I don’t understand being asked to pre-emptively offer a credit card to run a tab when I’m sitting on a bright outdoor patio in a suburban restaurant/drinkery during prime dinner hours with only one of the members in our party ordering a single beer.
Did the folks at Danny Boy Beer Works (12702 Meeting House Road, Carmel, 669-8080) really think our little gang—including an 11-year-old—was going to dine and ditch, leading a merry chase across the Main Street USA vistas of Village of West Clay?
(A follow-up with a manager revealed that, yes, this is the policy for all Danny Boy patrons.) Why, you might wonder, am I focusing on this rather than on the food at Danny Boy Beer Works? Because, across the board, the edible offerings were unexceptional. Not bad, just carrying the aura of afterthought.
Those looking for a place to drink, of course, might have lower expectations of the food. Danny Boy brews its own beers right here in the shop’s gleaming tanks. And its Training Day, Danny Boy Black, Mac Daddy and Miss Ginger Witte are available not just here but in restaurants and bars around central Indiana. But we were more hungry than thirsty.
On the menu under Soups, there’s only one and in only one size: Chicken Tortilla ($5). Pub Nachos ($12)—a heap of multicolored tortilla chips with pico, jalapenos, banana peppers, olives and black beans—were heaped together with Mac Daddy beer cheese.
Half the menu consists of pizzas, a gutsy move considering that Greek’s Pizza is across the street and Pizzology is just down the road.
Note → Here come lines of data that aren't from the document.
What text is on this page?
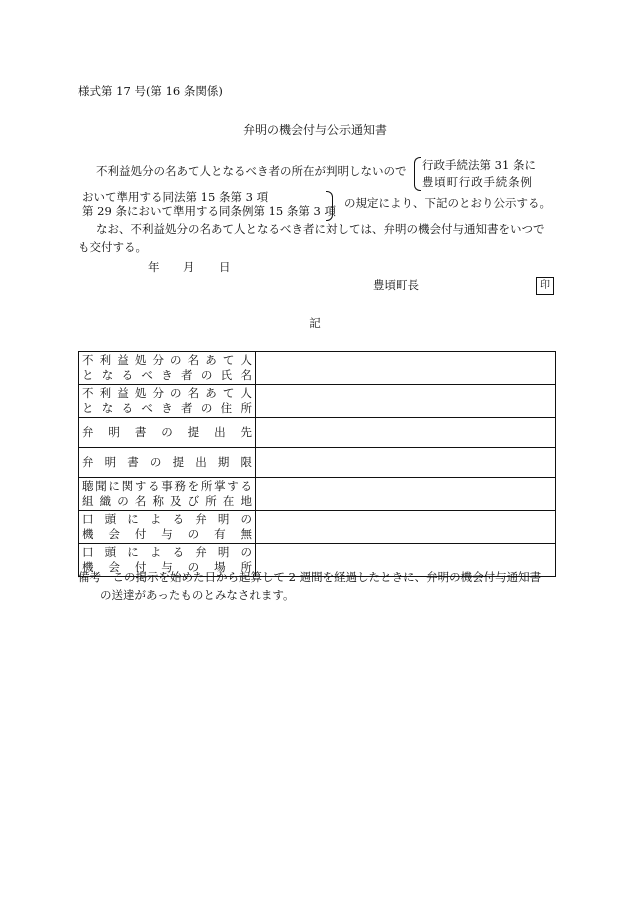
様式第 17 号(第 16 条関係)
弁明の機会付与公示通知書
不利益処分の名あて人となるべき者の所在が判明しないので 行政手続法第 31 条に
豊頃町行政手続条例
おいて準用する同法第 15 条第 3 項
第 29 条において準用する同条例第 15 条第 3 項
の規定により、下記のとおり公示する。
なお、不利益処分の名あて人となるべき者に対しては、弁明の機会付与通知書をいつで
も交付する。
年 月 日
豊頃町長	印
記
不利益処分の名あて人
となるべき者の氏名	

不利益処分の名あて人
となるべき者の住所	

弁明書の提出先	

弁明書の提出期限	

聴聞に関する事務を所掌する
組織の名称及び所在地	

口頭による弁明の
機会付与の有無	

口頭による弁明の
機会付与の場所	

備考　この掲示を始めた日から起算して 2 週間を経過したときに、弁明の機会付与通知書
の送達があったものとみなされます。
All of the pizzas we sampled were a little heavy on the dough, coming across more as bread with toppings than actual pizza. They were, to their credit, a bit larger than a standard personal pizza.
The Spartacus ($10) was quite good, with tasty olives offering the key flavor and oregano coming through as a nice kicker. You are likely to do a quick search to find out what the included Kaffir Leaves are. Our waiter saved us the trouble of Googling, telling us they don’t really have much flavor and are there for decoration. The Lock Stock and Barrel ($12) was on par with a pretty good deluxe frozen pizza. All the flavors—bacon, sausage, pepperoni, mushrooms, greenpeppers, onions—ran together, with no notable accents or highlights. The Backyarder ($12) also offered nothing that stands out from your average barbecue chicken pizza.